Un rock y ya

José Agustín

En el jardín, abrimos las jaulas de los pájaros para dejarlos escapar. También echamos tierra en la alberca. Rompimos dos floreros. En el baño tiramos la pasta de dientes en la tina, mojamos todos los jabones, limpiamos nuestros zapatos con las toallas y yo oriné en el lavabo, tapándolo previamente.
Salimos al coche, sin olvidar las botellas de güisqui, y hasta entonces llevé a Laura a su casa. Apagué el motor y encendí un par de cigarros, antes de seguir bebiendo.
Le conté lo de Germaine, y tras algunos reparos moralistas, lo de la tía Ruthermore. Me escuchó con interés, y cuando terminé, dijo:
—Quién te viera, Gabrielongo. Te felicito. La tía Berta es una pieza fuerte. Pero me voy, como andas incestuosón, a la mejor aquí quedo. Chao.
Reí falsamente al verla bajar, mas para mi sorpresa, solamente sacó su coche.
—Voy a dar un paseíto por el campo, para refrescarme —gritó.
No quiso que la acompañara, riendo divertidísima.
La vi salir a toda velocidad y ya entonces fui a casa, donde dormí como un diablito.
¡Maldita sea!, después de todo, conocí mi figura enfundada en traje de riguroso luto. Esa misma noche, cuando Laura regresaba a su casa, el auto volcó.
Tuve que soportar los aspavientos exagerados de los
parientes. Laura, con quien había logrado congeniar, abandonaba el campo. Me abandonaba, sollocé con todo mi egoísmo. Este pensamiento, y el ambiente en general, hacían que odiara a todos. Vomité cada vez que oía sandeces acerca de la falta de precaución de los jóvenes.
—Me dan asco —dije sordamente.
Las miradas en el suelo, susurros de oreja a oreja, alabanzas a Laura de quienes antes la criticaban (mis padres entre ellos).
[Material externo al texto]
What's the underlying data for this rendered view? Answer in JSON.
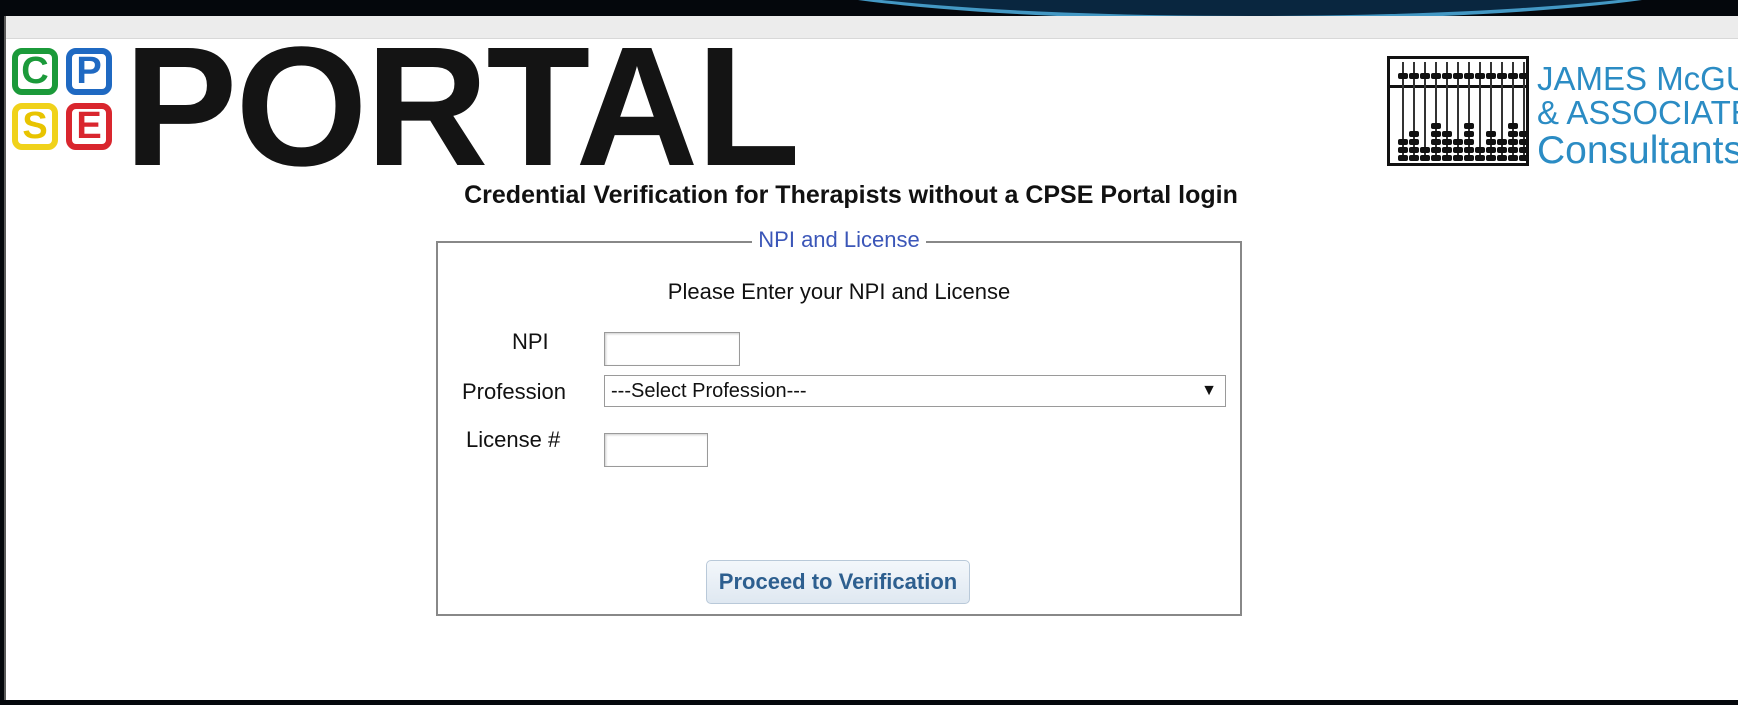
{
  "logo": {
    "letters": [
      "C",
      "P",
      "S",
      "E"
    ],
    "colors": {
      "C": "#1b9a3a",
      "P": "#1f69c2",
      "S": "#e8c400",
      "E": "#d9262e"
    },
    "portal": "PORTAL"
  },
  "company": {
    "line1": "JAMES McGUI",
    "line2": "& ASSOCIATE",
    "line3": "Consultants",
    "color": "#2b8cc4",
    "icon": "abacus-icon"
  },
  "page": {
    "heading": "Credential Verification for Therapists without a CPSE Portal login"
  },
  "form": {
    "legend": "NPI and License",
    "instructions": "Please Enter your NPI and License",
    "npi_label": "NPI",
    "npi_value": "",
    "profession_label": "Profession",
    "profession_selected": "---Select Profession---",
    "license_label": "License #",
    "license_value": "",
    "submit_label": "Proceed to Verification"
  }
}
Luego, el entierro. Gente de negro, cabizbaja, fingiendo tristeza y desolación. Una tía, que apenas conoció a Laura, hizo su escena ante la tumba. A la fuerza, algunas lágrimas salían de los ojos de los presentes. Miradas de soslayo, evitando verse las caras. Y los chismes acerca de las ropas. El tono de lástima para con mi tía, que supo comportarse mejor que todos ellos, por lo que ganó un poco de mi estimación.
Qué miedo tan idiota ante la muerte, es lo único digno de estudiarse en esta vida.

Este extracto es un fragmento de la novela corta «La tumba», publicada en 1964.

José Agustín Ramírez Gómez es originario de Acapulco, Guerrero, donde nació en 1944. Comenzó a publicar cuando tenía cerca de 20 años y de inmediato se colocó en la vanguardia de su generación. Juan José Arreola le publicó su primera novela, La tumba, en 1964 pues formaba parte de su taller literario. Escribió teatro y guion cinematográfico. Destacan sus obras: De perfil (1966), Inventando que sueño (1968), Se está haciendo tarde (final en laguna) (1973), El rock de la cárcel (1986), La contracultura en México (1996). Además, publicó los ensayos y crónicas históricas: Tragicomedia mexicana (1990, 1992, 1998). En 2011, obtuvo el reconocimiento del Premio Nacional de Ciencias y Artes en el área de Lingüística y Literatura y las medallas al Mérito de Bellas Artes y al Mérito Artístico de la Asamblea Legislativa del D.F. José Agustín falleció el 16 de enero de 2024, en su casa de Cuautla de Morelos.